On Wed 06 Apr, Bruce Richardson wrote:
> On Wed, Apr 06, 2011 at 11:04:34AM +0100, Chris Bell wrote:
> > > > a directory
> > > > with full recursive R/W access to all files to all, but only all, on a
> > > > restricted list, plus a directory with full recursive R/W access to all
> > > > listed users.
> > > 
> > > Are these to be separate shares or two directories on the same share?
> > 
> >    They were created as two separate groups, each associated with its own
> > single directory in /home
> 
> Groups?  Do you mean samba shares?  Confusing terminology.  We're
> talking in detail about filesystem access here, so referring to shares
> as groups isn't going to help.  If you *do* mean groups, then I think
> you need to explain in more detail.

   I created two groups in Linux, two corresponding directories in /home,
and two shares with the same names in Samba. All users access the Linux box
via Samba, which has separate rules for each personal and shared directory.
   Access via OpenVPN/Zerina installed on an IPCop box is also done using
Samba. Users can log into all directories, but some new files in the shared
directories are mounted read only. I hoped that it will sort itself out when
I reconfigure /etc/samba/smb.conf for 2770 instead of 770.

> > 
> >    It looks as if I should set the /etc/samba/smb.conf permissions to 2770
> > instead of 770 for the shared directories, I will try that when I have
> > access.
> 
> If the only way people can access the filesystem is via samba, then you
> don't need the SGID bit (that initial 2 in the 2770).  All you have to
> do in the share config within smb.conf is force group ownership of all
> created files to the desired group and force file/directory creation to
> allow write access.  Something like this:
> 
> 	force create mode = 060
> 	force directory mode = 070
> 	force group = *your group name here*
> 
> If people do access the filesystem by other means (e.g. ftp, shell
> accounts, nfs) then adding the SGID bit (force directory mode = 2070)
> will appear to fix your problem but it will actually be fragile.  The
> reason it will be fragile is because people will be able to create
> directories which do not have SGID set or create files which aren't
> group writeable (or group readable).  As soon as they create directories
> without SGID set, the chain is broken.  

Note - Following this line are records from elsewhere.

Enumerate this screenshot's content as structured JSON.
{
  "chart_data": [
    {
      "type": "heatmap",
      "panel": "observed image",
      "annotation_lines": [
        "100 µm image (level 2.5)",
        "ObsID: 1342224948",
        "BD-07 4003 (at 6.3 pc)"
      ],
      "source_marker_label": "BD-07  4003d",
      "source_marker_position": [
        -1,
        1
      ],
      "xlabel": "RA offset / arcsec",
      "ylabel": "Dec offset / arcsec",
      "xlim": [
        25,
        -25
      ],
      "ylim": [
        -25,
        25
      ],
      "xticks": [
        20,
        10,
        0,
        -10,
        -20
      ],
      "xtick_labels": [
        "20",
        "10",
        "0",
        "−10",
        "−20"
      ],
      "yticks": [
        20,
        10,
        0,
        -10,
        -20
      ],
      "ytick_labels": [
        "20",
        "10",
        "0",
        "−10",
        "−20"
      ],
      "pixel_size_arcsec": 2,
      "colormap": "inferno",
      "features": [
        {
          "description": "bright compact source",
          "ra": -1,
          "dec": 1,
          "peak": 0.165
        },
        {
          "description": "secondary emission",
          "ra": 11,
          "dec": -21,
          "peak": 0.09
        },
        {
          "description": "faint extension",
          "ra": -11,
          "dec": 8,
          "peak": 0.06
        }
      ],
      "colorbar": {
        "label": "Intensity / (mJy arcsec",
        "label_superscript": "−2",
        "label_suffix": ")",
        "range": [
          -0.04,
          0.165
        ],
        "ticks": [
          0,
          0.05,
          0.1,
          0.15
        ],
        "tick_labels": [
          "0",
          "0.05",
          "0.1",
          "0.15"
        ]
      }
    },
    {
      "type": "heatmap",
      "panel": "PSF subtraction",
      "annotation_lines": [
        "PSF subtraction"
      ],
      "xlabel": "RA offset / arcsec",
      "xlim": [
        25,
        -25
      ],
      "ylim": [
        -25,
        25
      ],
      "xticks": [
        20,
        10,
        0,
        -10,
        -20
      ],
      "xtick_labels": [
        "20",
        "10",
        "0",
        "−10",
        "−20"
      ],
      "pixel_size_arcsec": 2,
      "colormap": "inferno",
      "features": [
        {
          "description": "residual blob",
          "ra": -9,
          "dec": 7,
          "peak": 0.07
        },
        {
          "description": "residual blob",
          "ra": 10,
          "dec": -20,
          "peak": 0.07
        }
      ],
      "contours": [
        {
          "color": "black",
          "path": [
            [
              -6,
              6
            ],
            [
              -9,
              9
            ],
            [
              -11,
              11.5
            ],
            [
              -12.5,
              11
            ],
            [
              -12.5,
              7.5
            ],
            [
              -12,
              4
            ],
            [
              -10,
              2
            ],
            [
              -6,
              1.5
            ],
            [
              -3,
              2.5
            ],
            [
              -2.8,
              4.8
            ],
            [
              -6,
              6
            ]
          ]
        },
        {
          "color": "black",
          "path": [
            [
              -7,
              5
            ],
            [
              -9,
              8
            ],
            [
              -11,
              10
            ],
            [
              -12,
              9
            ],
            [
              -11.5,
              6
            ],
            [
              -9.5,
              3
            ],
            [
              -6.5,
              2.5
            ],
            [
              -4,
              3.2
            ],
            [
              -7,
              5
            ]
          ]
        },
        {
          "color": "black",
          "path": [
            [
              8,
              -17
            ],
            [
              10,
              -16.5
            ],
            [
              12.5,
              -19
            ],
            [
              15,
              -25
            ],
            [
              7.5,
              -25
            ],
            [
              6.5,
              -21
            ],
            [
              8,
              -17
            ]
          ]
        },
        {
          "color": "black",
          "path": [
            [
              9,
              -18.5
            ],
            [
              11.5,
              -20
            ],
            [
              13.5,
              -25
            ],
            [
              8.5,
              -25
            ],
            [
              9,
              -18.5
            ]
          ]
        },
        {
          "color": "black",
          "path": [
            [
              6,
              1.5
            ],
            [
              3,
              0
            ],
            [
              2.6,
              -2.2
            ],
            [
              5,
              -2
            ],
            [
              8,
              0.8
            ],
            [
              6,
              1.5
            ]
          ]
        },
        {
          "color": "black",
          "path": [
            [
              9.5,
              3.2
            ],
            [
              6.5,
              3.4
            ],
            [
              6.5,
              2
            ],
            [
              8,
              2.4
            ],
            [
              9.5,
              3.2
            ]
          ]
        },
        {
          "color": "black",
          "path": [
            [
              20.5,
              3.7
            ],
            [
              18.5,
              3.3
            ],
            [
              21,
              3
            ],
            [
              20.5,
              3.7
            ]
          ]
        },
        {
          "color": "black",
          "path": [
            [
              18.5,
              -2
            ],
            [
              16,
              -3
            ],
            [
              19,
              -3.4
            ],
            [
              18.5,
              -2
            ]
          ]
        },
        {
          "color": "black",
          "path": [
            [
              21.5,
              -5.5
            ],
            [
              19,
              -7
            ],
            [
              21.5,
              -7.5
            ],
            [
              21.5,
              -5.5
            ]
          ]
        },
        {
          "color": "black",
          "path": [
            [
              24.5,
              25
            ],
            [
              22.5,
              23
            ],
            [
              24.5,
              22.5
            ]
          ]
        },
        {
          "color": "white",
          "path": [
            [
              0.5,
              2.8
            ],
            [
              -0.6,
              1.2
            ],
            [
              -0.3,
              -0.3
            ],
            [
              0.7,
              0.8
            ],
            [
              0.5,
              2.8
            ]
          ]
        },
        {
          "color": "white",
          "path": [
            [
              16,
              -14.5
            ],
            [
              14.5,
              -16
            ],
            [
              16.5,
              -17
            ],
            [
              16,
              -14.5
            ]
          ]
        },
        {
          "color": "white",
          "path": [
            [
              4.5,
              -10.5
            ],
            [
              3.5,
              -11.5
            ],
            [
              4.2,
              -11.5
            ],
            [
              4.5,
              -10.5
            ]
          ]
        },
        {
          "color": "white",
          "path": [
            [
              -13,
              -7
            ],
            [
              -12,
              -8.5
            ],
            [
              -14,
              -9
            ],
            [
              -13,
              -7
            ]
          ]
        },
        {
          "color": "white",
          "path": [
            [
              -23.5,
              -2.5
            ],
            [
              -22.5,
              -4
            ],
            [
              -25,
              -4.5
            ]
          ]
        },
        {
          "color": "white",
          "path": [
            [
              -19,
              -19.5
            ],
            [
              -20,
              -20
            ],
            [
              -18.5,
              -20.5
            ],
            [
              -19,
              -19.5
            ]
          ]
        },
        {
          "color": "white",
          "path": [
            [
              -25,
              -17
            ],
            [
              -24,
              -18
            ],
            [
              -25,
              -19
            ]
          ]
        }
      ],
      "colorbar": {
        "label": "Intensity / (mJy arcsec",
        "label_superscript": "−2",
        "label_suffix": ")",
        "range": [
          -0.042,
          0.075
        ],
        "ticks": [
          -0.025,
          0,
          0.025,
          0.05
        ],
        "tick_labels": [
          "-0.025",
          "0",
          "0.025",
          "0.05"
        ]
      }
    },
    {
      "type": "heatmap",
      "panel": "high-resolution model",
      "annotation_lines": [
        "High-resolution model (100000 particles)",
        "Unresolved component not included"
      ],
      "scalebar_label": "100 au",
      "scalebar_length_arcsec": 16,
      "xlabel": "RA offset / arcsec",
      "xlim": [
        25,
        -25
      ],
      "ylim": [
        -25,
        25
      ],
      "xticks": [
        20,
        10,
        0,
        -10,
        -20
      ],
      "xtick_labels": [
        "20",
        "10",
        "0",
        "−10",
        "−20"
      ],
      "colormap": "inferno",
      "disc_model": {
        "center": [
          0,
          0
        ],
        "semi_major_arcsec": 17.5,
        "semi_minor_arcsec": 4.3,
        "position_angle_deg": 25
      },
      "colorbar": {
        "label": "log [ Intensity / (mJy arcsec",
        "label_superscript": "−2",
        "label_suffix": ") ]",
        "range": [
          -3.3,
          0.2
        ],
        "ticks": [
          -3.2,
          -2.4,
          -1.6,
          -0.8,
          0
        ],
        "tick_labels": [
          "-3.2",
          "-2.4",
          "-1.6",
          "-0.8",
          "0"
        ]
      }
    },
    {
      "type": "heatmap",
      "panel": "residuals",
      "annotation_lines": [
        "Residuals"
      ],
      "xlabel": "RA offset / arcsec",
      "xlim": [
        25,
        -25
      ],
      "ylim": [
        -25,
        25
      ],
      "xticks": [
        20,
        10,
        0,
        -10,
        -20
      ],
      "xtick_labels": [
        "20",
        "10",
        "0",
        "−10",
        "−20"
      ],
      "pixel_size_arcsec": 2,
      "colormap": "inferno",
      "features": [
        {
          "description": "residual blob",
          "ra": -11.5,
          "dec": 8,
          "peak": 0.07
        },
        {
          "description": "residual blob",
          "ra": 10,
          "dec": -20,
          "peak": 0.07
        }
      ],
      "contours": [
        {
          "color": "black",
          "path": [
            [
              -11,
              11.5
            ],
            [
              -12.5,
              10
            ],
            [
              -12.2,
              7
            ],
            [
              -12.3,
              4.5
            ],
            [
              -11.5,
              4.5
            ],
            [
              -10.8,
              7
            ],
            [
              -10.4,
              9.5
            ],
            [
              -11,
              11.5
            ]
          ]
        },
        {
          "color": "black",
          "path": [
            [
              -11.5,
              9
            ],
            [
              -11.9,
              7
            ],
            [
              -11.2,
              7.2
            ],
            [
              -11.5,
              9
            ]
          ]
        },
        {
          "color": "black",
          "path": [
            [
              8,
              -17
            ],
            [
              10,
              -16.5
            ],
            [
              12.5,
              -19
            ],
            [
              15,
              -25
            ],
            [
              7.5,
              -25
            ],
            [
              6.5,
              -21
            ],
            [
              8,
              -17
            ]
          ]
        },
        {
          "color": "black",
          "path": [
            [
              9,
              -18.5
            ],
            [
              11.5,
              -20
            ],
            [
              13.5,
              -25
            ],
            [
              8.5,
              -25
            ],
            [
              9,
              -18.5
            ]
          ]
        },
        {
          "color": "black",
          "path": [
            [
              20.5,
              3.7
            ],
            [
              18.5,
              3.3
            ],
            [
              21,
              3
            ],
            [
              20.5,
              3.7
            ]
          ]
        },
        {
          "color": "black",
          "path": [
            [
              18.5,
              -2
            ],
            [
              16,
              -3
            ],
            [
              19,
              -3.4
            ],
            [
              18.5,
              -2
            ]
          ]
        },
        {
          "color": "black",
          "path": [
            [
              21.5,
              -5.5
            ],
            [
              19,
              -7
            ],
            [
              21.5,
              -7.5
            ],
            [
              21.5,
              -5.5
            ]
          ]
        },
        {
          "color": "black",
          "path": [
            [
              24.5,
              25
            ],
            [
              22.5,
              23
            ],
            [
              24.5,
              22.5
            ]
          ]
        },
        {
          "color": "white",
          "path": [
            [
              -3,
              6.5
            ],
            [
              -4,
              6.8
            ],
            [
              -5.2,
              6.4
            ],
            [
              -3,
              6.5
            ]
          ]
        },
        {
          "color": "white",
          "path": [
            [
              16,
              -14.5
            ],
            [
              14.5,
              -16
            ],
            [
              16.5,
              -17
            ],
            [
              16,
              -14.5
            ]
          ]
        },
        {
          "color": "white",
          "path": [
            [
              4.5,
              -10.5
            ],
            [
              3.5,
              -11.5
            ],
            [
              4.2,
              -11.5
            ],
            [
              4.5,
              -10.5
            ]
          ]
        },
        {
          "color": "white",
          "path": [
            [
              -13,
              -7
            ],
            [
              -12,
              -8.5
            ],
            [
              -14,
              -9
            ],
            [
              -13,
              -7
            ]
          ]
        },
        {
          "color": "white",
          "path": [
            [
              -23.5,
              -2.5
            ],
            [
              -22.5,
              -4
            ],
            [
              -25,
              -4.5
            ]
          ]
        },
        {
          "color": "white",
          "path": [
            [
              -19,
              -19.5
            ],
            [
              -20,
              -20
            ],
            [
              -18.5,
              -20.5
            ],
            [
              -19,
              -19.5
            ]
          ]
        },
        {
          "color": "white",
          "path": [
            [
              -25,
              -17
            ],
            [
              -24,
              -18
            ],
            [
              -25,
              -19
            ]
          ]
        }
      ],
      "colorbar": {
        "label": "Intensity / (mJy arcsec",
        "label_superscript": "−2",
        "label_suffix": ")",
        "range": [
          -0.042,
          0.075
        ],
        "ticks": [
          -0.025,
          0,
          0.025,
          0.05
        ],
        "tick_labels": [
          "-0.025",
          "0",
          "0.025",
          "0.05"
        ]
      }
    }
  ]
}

   Users are creating multiple sub-directories, but only through Samba at
present. That might change if they become convinced that they should abandon
M$.

> 
> So if you do have people accessing the filesystem by means other than
> Samba, POSIX acls are less fragile.  You can set a default acl on your
> top level directory and it will be inherited by all files and
> directories created within it, no matter what is set as the owning user
> or group.  It's less fragile because most Unix applications (and, to be
> honest, most users) are not acl-aware and so don't mess with them.
> 
> -- 
> Bruce
> 

   Thanks, will do.

-- 
Chris Bell www.chrisbell.org.uk (was www.overview.demon.co.uk)
Microsoft sells you Windows ... Linux gives you the whole house.